I, keeping up somewhat with the local news, read that there have been 40 reported bear sightings in CT so far this year, and residents are being advised to "exercise caution." I would love to know how one does that...do you learn it at a gym?
And
one more bit of news that some may have missed. If this does not make you shake your head in wonderment, nothing will.
Taxi came at 6:30, a really nice Mercedes as opposed to the you-will-be-car-sick-in-five-minutes one of yesterday and deposited me in the start place even though the driver did not know where it was until a local advised him. This is so Spain! The walk to Ribadeo was fine. Mostly flat after one big hill.
Plastic wrapped bales of hay make for good bathroom stops as they are tall enough to hide behind:
View:
Typical section:
And then, wow! All of a sudden....
But the views did not last long. However, for about 1/8 of a mile there was a boardwalk:
You cross a 1/2 mile bridge to get to Ribadeo. It shook and vibrated as the enormous trucks roared by:
It looks très sleek, does it not, from the harbor at Ribadeo:
My plans were more ambitious than their execution.
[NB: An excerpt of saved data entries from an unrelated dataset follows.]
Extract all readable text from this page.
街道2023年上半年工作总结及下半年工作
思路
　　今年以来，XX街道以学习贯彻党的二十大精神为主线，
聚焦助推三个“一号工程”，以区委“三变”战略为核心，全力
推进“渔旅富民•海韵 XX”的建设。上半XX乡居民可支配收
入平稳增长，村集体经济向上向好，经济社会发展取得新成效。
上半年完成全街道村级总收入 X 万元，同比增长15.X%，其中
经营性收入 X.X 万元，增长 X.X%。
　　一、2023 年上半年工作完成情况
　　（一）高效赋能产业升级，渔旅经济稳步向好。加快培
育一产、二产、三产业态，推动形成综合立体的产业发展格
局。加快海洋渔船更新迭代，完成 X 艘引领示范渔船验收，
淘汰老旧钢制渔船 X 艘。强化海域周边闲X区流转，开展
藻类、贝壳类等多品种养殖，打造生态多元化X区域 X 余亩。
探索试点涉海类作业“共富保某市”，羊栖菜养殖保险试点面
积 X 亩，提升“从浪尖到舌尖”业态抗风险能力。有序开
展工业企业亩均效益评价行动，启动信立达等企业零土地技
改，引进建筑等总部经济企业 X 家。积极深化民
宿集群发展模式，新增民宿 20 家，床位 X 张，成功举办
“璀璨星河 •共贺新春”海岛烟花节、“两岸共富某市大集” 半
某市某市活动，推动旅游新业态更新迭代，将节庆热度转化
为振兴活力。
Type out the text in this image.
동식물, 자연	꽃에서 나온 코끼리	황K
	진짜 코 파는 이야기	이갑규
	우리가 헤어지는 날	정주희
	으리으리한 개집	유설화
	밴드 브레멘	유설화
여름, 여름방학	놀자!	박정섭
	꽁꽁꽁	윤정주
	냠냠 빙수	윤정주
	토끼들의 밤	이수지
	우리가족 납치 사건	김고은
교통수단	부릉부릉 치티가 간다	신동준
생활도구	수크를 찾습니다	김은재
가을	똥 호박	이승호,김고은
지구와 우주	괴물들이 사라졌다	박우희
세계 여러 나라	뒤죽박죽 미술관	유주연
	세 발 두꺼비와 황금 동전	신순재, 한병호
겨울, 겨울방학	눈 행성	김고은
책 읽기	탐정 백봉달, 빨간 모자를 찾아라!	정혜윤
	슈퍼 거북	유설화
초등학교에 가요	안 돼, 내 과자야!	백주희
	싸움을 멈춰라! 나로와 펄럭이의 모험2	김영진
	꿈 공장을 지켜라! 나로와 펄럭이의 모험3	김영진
I did not walk as far into tomorrow´s walk as I had planned because after speaking to the taxista this morning, I had an uneasy feeling that it might be difficult to get a taxi back to Ribado, so I conquered the first major hill and then turned around and walked back to town, which is a major city, really. Took a stroll along the harbor, then a stroll along some of the streets, then a stroll to the Alimerka that sells the bread I like, then strolled back to the hotel where I decided to just
RELAX. There were some ambitious possibilities had I felt like it, but I didn´t, and tomorrow´s stage looks demanding.
Tonight I was able to join the siyum to celebrate finishing Bava Metziah, a tractate that ends with an utterly charming discussion about gardens. If you live upstairs, and your downstairs neighbor has a garden whose, let´s say lemon tree grows such that some of the branches are near you, are you allowed to take those lemons? Yes, says one rabbi, so long as you just reach your hand out naturally and dont´t stand on a stool or hang your kid over the railing to reach them or indulge in any shenanigans! Actually, at the very end, the king of Persia weighs in on the matter! Surprises at every turn in the Talmud.